Wir sind fasziniert von diesem tief verwurzelten und entspannten Ansatz und immer wieder habe ich den Eindruck, dass George manche Fragen einfach nicht verstehen kann, da ihm das Konzept von privatem Land einfach nicht geläufig ist.
Nach mehreren Stops erreichen wir die eigentliche Attraktion: die Vogelkolonie. Die Vögel sind genauso tiefenentspannt wie George und man kann sehr nah an sie herankommen. Am Himmel fliegt permanent eine Wolke an Vögeln, die Geräuschkulisse ist unwirklich und wir lernen die Jungvögel und Männchen und Weibchen zu erkennen. Es fühlt sich alles an wie in einer anderen Welt.
Im Anschluss fährt George noch mit uns zum Strand und sammelt mit ganz viel Liebe und Genauigkeit rosa Muschelsand für Adam. Er gibt ihn Adam und meint: „Später kann er dann mal den Sand angucken und sich daran erinnern, dass er den von einem alten Mann auf Barbuda bekommen hat!“
Danach geht es zurück zum Schiff. Hier angekommen stellen wir fest, dass es ganz merkwürdigen Schwell von hinten gibt. So kämpfen Wind und Schwell gegeneinander und das Ergebnis ist wirklich ungemütlich. Immer wieder gehen heftige Rucke durchs Schiff und wir sind heilfroh dass unser Anker hält. Irgendwann bemerken wir, dass mal wieder der Spreizer an unserem Wasserstag fehlt. Den hatten wir in der Grand Anse auf Martinique schon mal „verloren“. Das Wasser ist leider zu aufgewühlt, die Sicht zu schlecht um ihn hochzutauchen. Wir hoffen auf den nächsten Tag…
Am nächsten Tag wollen wir so gegen 4 losfahren, um eine Nachtfahrt nach Sint Maarten zu haben. Im Laufe des Tages bereiten wir uns und das Schiff auf die Fahrt vor, d.H. aufräumen, Essen vorkochen usw. Irgendwann geht wieder ein heftiger Ruck durchs Schiff und wir stellen fest, dass einer unserer dicken Holzpoller, die die Ankerleine halten, gebrochen ist. Auch ein weiterer Versuch, unseren Spreizer wiederzufinden scheitert leider an der schlechten Sicht.

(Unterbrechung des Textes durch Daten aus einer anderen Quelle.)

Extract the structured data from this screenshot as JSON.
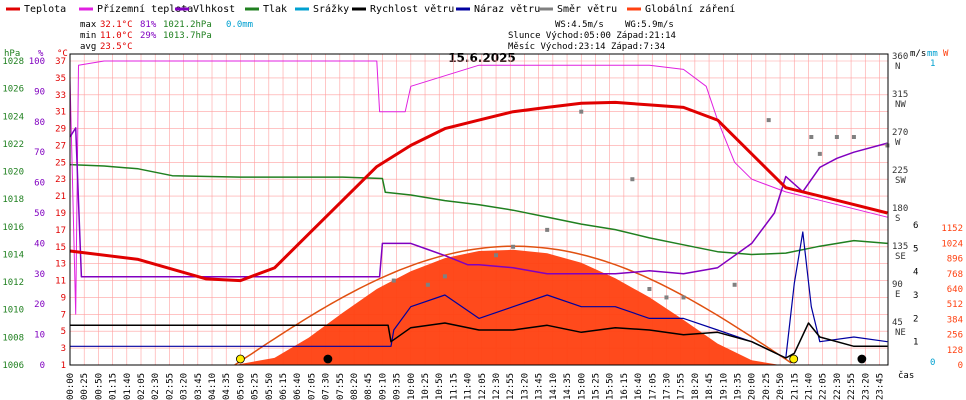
{
  "chart_data": {
    "type": "line",
    "title": "15.6.2025",
    "xlabel": "čas",
    "legend": [
      {
        "label": "Teplota",
        "color": "#e00000"
      },
      {
        "label": "Přízemní teplota",
        "color": "#e020e0"
      },
      {
        "label": "Vlhkost",
        "color": "#8000c0"
      },
      {
        "label": "Tlak",
        "color": "#208020"
      },
      {
        "label": "Srážky",
        "color": "#00a0d0"
      },
      {
        "label": "Rychlost větru",
        "color": "#000000"
      },
      {
        "label": "Náraz větru",
        "color": "#0000a0"
      },
      {
        "label": "Směr větru",
        "color": "#808080"
      },
      {
        "label": "Globální záření",
        "color": "#ff4010"
      }
    ],
    "stats": {
      "max_label": "max",
      "min_label": "min",
      "avg_label": "avg",
      "max_temp": "32.1°C",
      "max_hum": "81%",
      "max_press": "1021.2hPa",
      "max_rain": "0.0mm",
      "min_temp": "11.0°C",
      "min_hum": "29%",
      "min_press": "1013.7hPa",
      "avg_temp": "23.5°C"
    },
    "info": {
      "ws": "WS:4.5m/s",
      "wg": "WG:5.9m/s",
      "sun": "Slunce Východ:05:00  Západ:21:14",
      "moon": "Měsíc  Východ:23:14  Západ:7:34"
    },
    "axes_labels": {
      "hpa": "hPa",
      "pct": "%",
      "degc": "°C",
      "ms": "m/s",
      "mm": "mm",
      "w": "W"
    },
    "pressure_ticks": [
      "1006",
      "1008",
      "1010",
      "1012",
      "1014",
      "1016",
      "1018",
      "1020",
      "1022",
      "1024",
      "1026",
      "1028"
    ],
    "percent_ticks": [
      "0",
      "10",
      "20",
      "30",
      "40",
      "50",
      "60",
      "70",
      "80",
      "90",
      "100"
    ],
    "temp_ticks": [
      "1",
      "3",
      "5",
      "7",
      "9",
      "11",
      "13",
      "15",
      "17",
      "19",
      "21",
      "23",
      "25",
      "27",
      "29",
      "31",
      "33",
      "35",
      "37"
    ],
    "dir_ticks": [
      {
        "deg": "45",
        "dir": "NE"
      },
      {
        "deg": "90",
        "dir": "E"
      },
      {
        "deg": "135",
        "dir": "SE"
      },
      {
        "deg": "180",
        "dir": "S"
      },
      {
        "deg": "225",
        "dir": "SW"
      },
      {
        "deg": "270",
        "dir": "W"
      },
      {
        "deg": "315",
        "dir": "NW"
      },
      {
        "deg": "360",
        "dir": "N"
      }
    ],
    "wind_ticks": [
      "1",
      "2",
      "3",
      "4",
      "5",
      "6"
    ],
    "rain_ticks": [
      "0",
      "1"
    ],
    "rad_ticks": [
      "0",
      "128",
      "256",
      "384",
      "512",
      "640",
      "768",
      "896",
      "1024",
      "1152"
    ],
    "x_ticks": [
      "00:00",
      "00:25",
      "00:50",
      "01:15",
      "01:40",
      "02:05",
      "02:30",
      "02:55",
      "03:20",
      "03:45",
      "04:10",
      "04:35",
      "05:00",
      "05:25",
      "05:50",
      "06:15",
      "06:40",
      "07:05",
      "07:30",
      "07:55",
      "08:20",
      "08:45",
      "09:10",
      "09:35",
      "10:00",
      "10:25",
      "10:50",
      "11:15",
      "11:40",
      "12:05",
      "12:30",
      "12:55",
      "13:20",
      "13:45",
      "14:10",
      "14:35",
      "15:00",
      "15:25",
      "15:50",
      "16:15",
      "16:40",
      "17:05",
      "17:30",
      "17:55",
      "18:20",
      "18:45",
      "19:10",
      "19:35",
      "20:00",
      "20:25",
      "20:50",
      "21:15",
      "21:40",
      "22:05",
      "22:30",
      "22:55",
      "23:20",
      "23:45"
    ],
    "xlim": [
      "00:00",
      "24:00"
    ],
    "temperature": {
      "unit": "°C",
      "x": [
        "00:00",
        "02:00",
        "04:00",
        "05:00",
        "06:00",
        "07:00",
        "08:00",
        "09:00",
        "10:00",
        "11:00",
        "12:00",
        "13:00",
        "14:00",
        "15:00",
        "16:00",
        "17:00",
        "18:00",
        "19:00",
        "20:00",
        "20:30",
        "21:00",
        "22:00",
        "23:00",
        "23:59"
      ],
      "y": [
        14.5,
        13.5,
        11.2,
        11.0,
        12.5,
        16.5,
        20.5,
        24.5,
        27.0,
        29.0,
        30.0,
        31.0,
        31.5,
        32.0,
        32.1,
        31.8,
        31.5,
        30.0,
        26.0,
        24.0,
        22.0,
        21.0,
        20.0,
        19.0
      ]
    },
    "ground_temperature": {
      "unit": "°C",
      "x": [
        "00:00",
        "00:10",
        "00:15",
        "01:00",
        "08:00",
        "09:00",
        "09:05",
        "09:50",
        "10:00",
        "12:00",
        "14:00",
        "17:00",
        "18:00",
        "18:40",
        "19:00",
        "19:30",
        "20:00",
        "21:00",
        "22:00",
        "23:00",
        "23:59"
      ],
      "y": [
        35,
        7,
        36.5,
        37,
        37,
        37,
        31,
        31,
        34,
        36.5,
        36.5,
        36.5,
        36,
        34,
        30,
        25,
        23,
        21.5,
        20.5,
        19.5,
        18.5
      ]
    },
    "humidity": {
      "unit": "%",
      "x": [
        "00:00",
        "00:10",
        "00:20",
        "01:00",
        "04:00",
        "08:00",
        "09:05",
        "09:10",
        "10:00",
        "10:30",
        "11:00",
        "11:40",
        "12:00",
        "13:00",
        "14:00",
        "15:00",
        "16:00",
        "17:00",
        "18:00",
        "19:00",
        "20:00",
        "20:40",
        "21:00",
        "21:30",
        "22:00",
        "22:30",
        "23:00",
        "23:59"
      ],
      "y": [
        75,
        78,
        29,
        29,
        29,
        29,
        29,
        40,
        40,
        38,
        36,
        33,
        33,
        32,
        30,
        30,
        30,
        31,
        30,
        32,
        40,
        50,
        62,
        57,
        65,
        68,
        70,
        73
      ]
    },
    "pressure": {
      "unit": "hPa",
      "x": [
        "00:00",
        "01:00",
        "02:00",
        "03:00",
        "05:00",
        "08:00",
        "09:10",
        "09:15",
        "10:00",
        "11:00",
        "12:00",
        "13:00",
        "14:00",
        "15:00",
        "16:00",
        "17:00",
        "18:00",
        "19:00",
        "20:00",
        "21:00",
        "22:00",
        "23:00",
        "23:59"
      ],
      "y": [
        1020.5,
        1020.4,
        1020.2,
        1019.7,
        1019.6,
        1019.6,
        1019.5,
        1018.5,
        1018.3,
        1017.9,
        1017.6,
        1017.2,
        1016.7,
        1016.2,
        1015.8,
        1015.2,
        1014.7,
        1014.2,
        1014.0,
        1014.1,
        1014.6,
        1015.0,
        1014.8
      ]
    },
    "rain_mm": 0.0,
    "wind_speed": {
      "unit": "m/s",
      "x": [
        "00:00",
        "09:20",
        "09:25",
        "10:00",
        "11:00",
        "12:00",
        "13:00",
        "14:00",
        "15:00",
        "16:00",
        "17:00",
        "18:00",
        "19:00",
        "20:00",
        "21:00",
        "21:15",
        "21:40",
        "22:00",
        "23:00",
        "23:59"
      ],
      "y": [
        1.7,
        1.7,
        1.0,
        1.6,
        1.8,
        1.5,
        1.5,
        1.7,
        1.4,
        1.6,
        1.5,
        1.3,
        1.4,
        1.0,
        0.3,
        0.5,
        1.8,
        1.2,
        0.8,
        0.8
      ]
    },
    "wind_gust": {
      "unit": "m/s",
      "x": [
        "00:00",
        "09:25",
        "09:30",
        "10:00",
        "11:00",
        "12:00",
        "13:00",
        "14:00",
        "15:00",
        "16:00",
        "17:00",
        "18:00",
        "19:00",
        "20:00",
        "21:00",
        "21:15",
        "21:30",
        "21:45",
        "22:00",
        "23:00",
        "23:59"
      ],
      "y": [
        0.8,
        0.8,
        1.5,
        2.5,
        3.0,
        2.0,
        2.5,
        3.0,
        2.5,
        2.5,
        2.0,
        2.0,
        1.5,
        1.0,
        0.3,
        3.5,
        5.7,
        2.5,
        1.0,
        1.2,
        1.0
      ]
    },
    "wind_direction": {
      "unit": "°",
      "x": [
        "09:30",
        "10:30",
        "11:00",
        "12:30",
        "13:00",
        "14:00",
        "15:00",
        "16:30",
        "17:00",
        "17:30",
        "18:00",
        "19:30",
        "20:30",
        "21:45",
        "22:00",
        "22:30",
        "23:00",
        "23:59"
      ],
      "y": [
        100,
        95,
        105,
        130,
        140,
        160,
        300,
        220,
        90,
        80,
        80,
        95,
        290,
        270,
        250,
        270,
        270,
        260
      ]
    },
    "global_radiation": {
      "unit": "W/m²",
      "x": [
        "04:50",
        "06:00",
        "07:00",
        "08:00",
        "09:00",
        "10:00",
        "11:00",
        "12:00",
        "13:00",
        "14:00",
        "15:00",
        "16:00",
        "17:00",
        "18:00",
        "19:00",
        "20:00",
        "20:50"
      ],
      "y": [
        0,
        60,
        230,
        440,
        640,
        790,
        900,
        960,
        970,
        940,
        860,
        730,
        570,
        380,
        180,
        40,
        0
      ]
    },
    "astro_markers": [
      {
        "kind": "sunrise",
        "time": "05:00"
      },
      {
        "kind": "moonset",
        "time": "07:34"
      },
      {
        "kind": "sunset",
        "time": "21:14"
      },
      {
        "kind": "moonrise",
        "time": "23:14"
      }
    ]
  },
  "colors": {
    "temperature": "#e00000",
    "ground": "#e020e0",
    "humidity": "#8000c0",
    "pressure": "#208020",
    "rain": "#00a0d0",
    "wind": "#000000",
    "gust": "#0000a0",
    "direction": "#808080",
    "radiation": "#ff4010",
    "grid": "#ffa0a0",
    "frame": "#000000"
  }
}
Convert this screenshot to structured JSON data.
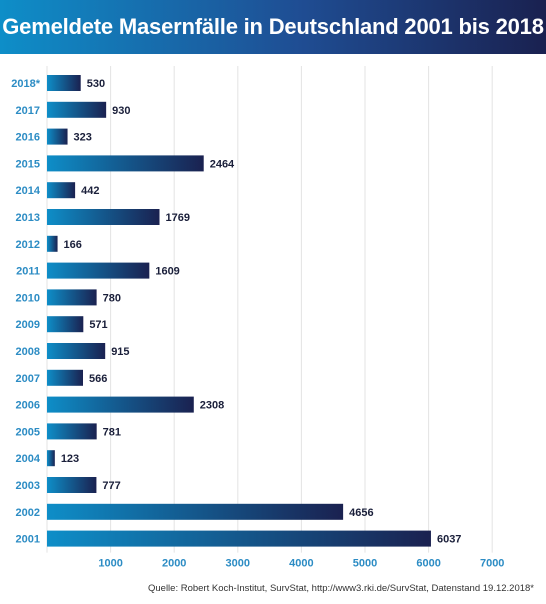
{
  "header": {
    "title": "Gemeldete Masernfälle in Deutschland 2001 bis 2018"
  },
  "chart_data": {
    "type": "bar",
    "orientation": "horizontal",
    "title": "Gemeldete Masernfälle in Deutschland 2001 bis 2018",
    "categories": [
      "2018*",
      "2017",
      "2016",
      "2015",
      "2014",
      "2013",
      "2012",
      "2011",
      "2010",
      "2009",
      "2008",
      "2007",
      "2006",
      "2005",
      "2004",
      "2003",
      "2002",
      "2001"
    ],
    "values": [
      530,
      930,
      323,
      2464,
      442,
      1769,
      166,
      1609,
      780,
      571,
      915,
      566,
      2308,
      781,
      123,
      777,
      4656,
      6037
    ],
    "xlim": [
      0,
      7500
    ],
    "xticks": [
      1000,
      2000,
      3000,
      4000,
      5000,
      6000,
      7000
    ],
    "xlabel": "",
    "ylabel": "",
    "grid": true,
    "colors": {
      "bar_start": "#0e8ec8",
      "bar_end": "#1a2150",
      "label": "#2c8cc4",
      "value": "#1a1f3a",
      "grid": "#e3e3e3"
    }
  },
  "footer": {
    "source": "Quelle: Robert Koch-Institut, SurvStat, http://www3.rki.de/SurvStat, Datenstand 19.12.2018*"
  }
}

So brechen wir letztendlich auf. Barbuda hat es uns nicht leicht gemacht aber wenn wir nicht ohne Außenborder wären, würden wir gerne noch länger bleiben. Wir sind traurig, dass wir diese magische Insel schon wieder verlassen müssen. So fahren wir mit viel neuer Reparaturarbeit aber einer neugefundenen Ruhe und Gelassenheit.
3 Kommentare. Hinterlasse eine Antwort
Wie berührend… eigentlich sollte es überall so sein, dass das Land nicht privatbesitz ist, oder??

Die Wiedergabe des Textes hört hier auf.